Gestion d’actifs : La taxe Tobin proposée dès octobre en Europe

Une proposition européenne de taxe sur les transactions financières, dont la France et l’Allemagne prônent la création, devrait faire l’objet d’une proposition européenne « dès octobre », a affirmé jeudi à Madrid le ministre français chargé de la Coopération Henri de Raincourt.

« Une proposition européenne devrait être faite dès octobre », a déclaré le ministre, aux côtés de la secrétaire d’Etat espagnole à la Coopération internationale Soraya Rodriguez, à l’ouverture d’une réunion du groupe pilote sur “les financements innovants pour le développement” présidé depuis le 1er juillet par l’Espagne.

« Les lignes ont bougé » en faveur de cette taxe et des financements innovants, s’est réjoui le ministre à l’approche « de la première réunion du G20 sur le développement la semaine prochaine » à Washington. Cette taxe « est faisable et neutre. Ce n’est pas une punition », a-t-il martelé, soulignant que 15 pays avaient déjà signé la déclaration en sa faveur.

Il a réfuté l’argument selon lequel elle n’était « techniquement pas faisable », affirmant que « plus de 40 pays disposent déjà de cette taxe, sous une forme ou une autre ».

La présidence française du G20 des principales puissances riches et émergentes en a fait une priorité. Et, face à l’hostilité de pays comme les Etats-Unis, Paris s’est allié à Berlin pour la défendre au niveau européen. Concernant les financements innovants, M. de Raincourt a rappelé que 23 pays avaient déjà mis en place ce type de mesures, dont 12 pays du G20, et que ces financements avaient permis de récolter « cinq milliards de dollars au service du développement ».

La Déclaration sur les financements innovants a déjà été signée par la Belgique, l’Espagne, la Norvège, le Brésil, le Japon et la France en septembre 2010 à New York.

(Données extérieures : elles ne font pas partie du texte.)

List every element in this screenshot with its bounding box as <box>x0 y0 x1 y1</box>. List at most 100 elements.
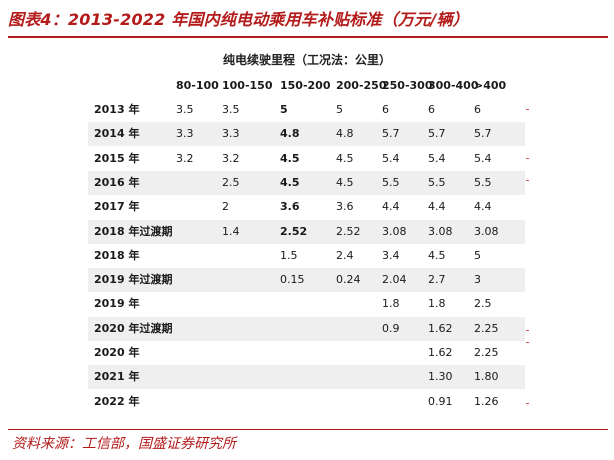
table-cell: 3.5 <box>222 103 240 116</box>
table-row: 2017 年 2 3.6 3.6 4.4 4.4 4.4 <box>88 195 525 219</box>
table-cell: 2.5 <box>222 175 240 189</box>
column-header: 80-100 <box>176 79 219 92</box>
column-header: 300-400 <box>428 79 479 92</box>
table-cell: 3.3 <box>222 127 240 141</box>
title-divider <box>8 36 608 38</box>
table-cell: 4.8 <box>280 127 300 141</box>
table-cell: 3.3 <box>176 127 194 141</box>
table-cell: 2.5 <box>474 297 492 311</box>
table-row: 2021 年 1.30 1.80 <box>88 365 525 390</box>
table-cell: 4.5 <box>336 151 354 165</box>
table-row: 2020 年 1.62 2.25 <box>88 341 525 365</box>
table-cell: 1.8 <box>382 297 400 311</box>
table-cell: 2.4 <box>336 248 354 262</box>
row-label: 2015 年 <box>94 151 140 165</box>
row-label: 2019 年 <box>94 297 140 311</box>
table-cell: 2.52 <box>280 224 308 238</box>
table-cell: 1.5 <box>280 248 298 262</box>
footer-divider <box>8 429 608 430</box>
table-header-row: 80-100 100-150 150-200 200-250 250-300 300-40… <box>88 74 525 98</box>
row-label: 2020 年过渡期 <box>94 321 173 335</box>
table-row: 2018 年 1.5 2.4 3.4 4.5 5 <box>88 244 525 268</box>
table-cell: 5.4 <box>382 151 400 165</box>
table-cell: 3.4 <box>382 248 400 262</box>
table-row: 2015 年 3.2 3.2 4.5 4.5 5.4 5.4 5.4 <box>88 147 525 171</box>
table-row: 2020 年过渡期 0.9 1.62 2.25 <box>88 316 525 341</box>
table-cell: 2 <box>222 200 229 214</box>
table-cell: 3.2 <box>176 151 194 165</box>
source-note: 资料来源：工信部，国盛证券研究所 <box>12 436 236 452</box>
row-label: 2013 年 <box>94 103 140 116</box>
row-label: 2022 年 <box>94 394 140 408</box>
table-cell: 0.91 <box>428 394 453 408</box>
table-cell: 4.5 <box>280 151 300 165</box>
table-row: 2022 年 0.91 1.26 <box>88 390 525 414</box>
table-cell: 5.5 <box>382 175 400 189</box>
table-cell: 3.6 <box>336 200 354 214</box>
margin-tick <box>526 180 529 181</box>
table-cell: 3.08 <box>428 224 453 238</box>
table-cell: 4.5 <box>428 248 446 262</box>
table-cell: 2.52 <box>336 224 361 238</box>
margin-tick <box>526 342 529 343</box>
table-cell: 5.7 <box>382 127 400 141</box>
table-cell: 5 <box>336 103 343 116</box>
table-row: 2016 年 2.5 4.5 4.5 5.5 5.5 5.5 <box>88 170 525 195</box>
column-header: 100-150 <box>222 79 273 92</box>
table-cell: 1.8 <box>428 297 446 311</box>
table-cell: 6 <box>474 103 481 116</box>
table-cell: 3.5 <box>176 103 194 116</box>
row-label: 2016 年 <box>94 175 140 189</box>
table-cell: 1.26 <box>474 394 499 408</box>
table-cell: 4.4 <box>474 200 492 214</box>
table-cell: 2.25 <box>474 346 499 359</box>
row-label: 2020 年 <box>94 346 140 359</box>
table-cell: 2.7 <box>428 273 446 287</box>
table-row: 2014 年 3.3 3.3 4.8 4.8 5.7 5.7 5.7 <box>88 122 525 147</box>
table-cell: 4.4 <box>382 200 400 214</box>
table-cell: 3 <box>474 273 481 287</box>
table-cell: 4.5 <box>280 175 300 189</box>
table-cell: 5 <box>474 248 481 262</box>
table-cell: 1.62 <box>428 346 453 359</box>
column-header: >400 <box>474 79 507 92</box>
row-label: 2017 年 <box>94 200 140 214</box>
table-cell: 3.2 <box>222 151 240 165</box>
table-cell: 5.7 <box>474 127 492 141</box>
row-label: 2021 年 <box>94 370 140 384</box>
table-cell: 3.08 <box>382 224 407 238</box>
table-cell: 1.62 <box>428 321 453 335</box>
table-cell: 5 <box>280 103 288 116</box>
column-header: 150-200 <box>280 79 331 92</box>
table-cell: 4.5 <box>336 175 354 189</box>
table-row: 2013 年 3.5 3.5 5 5 6 6 6 <box>88 98 525 122</box>
table-row: 2018 年过渡期 1.4 2.52 2.52 3.08 3.08 3.08 <box>88 219 525 244</box>
table-cell: 0.24 <box>336 273 361 287</box>
table-cell: 3.6 <box>280 200 300 214</box>
column-header: 250-300 <box>382 79 433 92</box>
table-cell: 4.4 <box>428 200 446 214</box>
table-row: 2019 年过渡期 0.15 0.24 2.04 2.7 3 <box>88 268 525 293</box>
figure-title: 图表4：2013-2022 年国内纯电动乘用车补贴标准（万元/辆） <box>8 10 469 29</box>
margin-tick <box>526 330 529 331</box>
table-cell: 6 <box>428 103 435 116</box>
row-label: 2014 年 <box>94 127 140 141</box>
row-label: 2018 年过渡期 <box>94 224 173 238</box>
table-cell: 0.9 <box>382 321 400 335</box>
table-cell: 5.4 <box>428 151 446 165</box>
row-label: 2019 年过渡期 <box>94 273 173 287</box>
margin-tick <box>526 403 529 404</box>
table-cell: 2.25 <box>474 321 499 335</box>
table-cell: 1.30 <box>428 370 453 384</box>
table-cell: 0.15 <box>280 273 305 287</box>
table-cell: 5.5 <box>474 175 492 189</box>
table-cell: 6 <box>382 103 389 116</box>
table-cell: 1.80 <box>474 370 499 384</box>
column-header: 200-250 <box>336 79 387 92</box>
table-title: 纯电续驶里程（工况法：公里） <box>222 53 391 67</box>
table-cell: 5.5 <box>428 175 446 189</box>
margin-tick <box>526 158 529 159</box>
table-cell: 2.04 <box>382 273 407 287</box>
table-cell: 5.4 <box>474 151 492 165</box>
table-cell: 1.4 <box>222 224 240 238</box>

Ces pays plaident pour des financements qui peuvent prendre la forme de taxes microscopiques dans des secteurs emblématiques de la mondialisation tels que les transports ou la finance.

Pionnier en la matière, le programme Unitaid, créé en 2006 pour financer les traitements contre le sida, le paludisme et la tuberculose, a permis de lever des fonds grâce essentiellement à une taxe sur les billets d’avion mise en place dans la plupart de la quinzaine de pays qui y participent.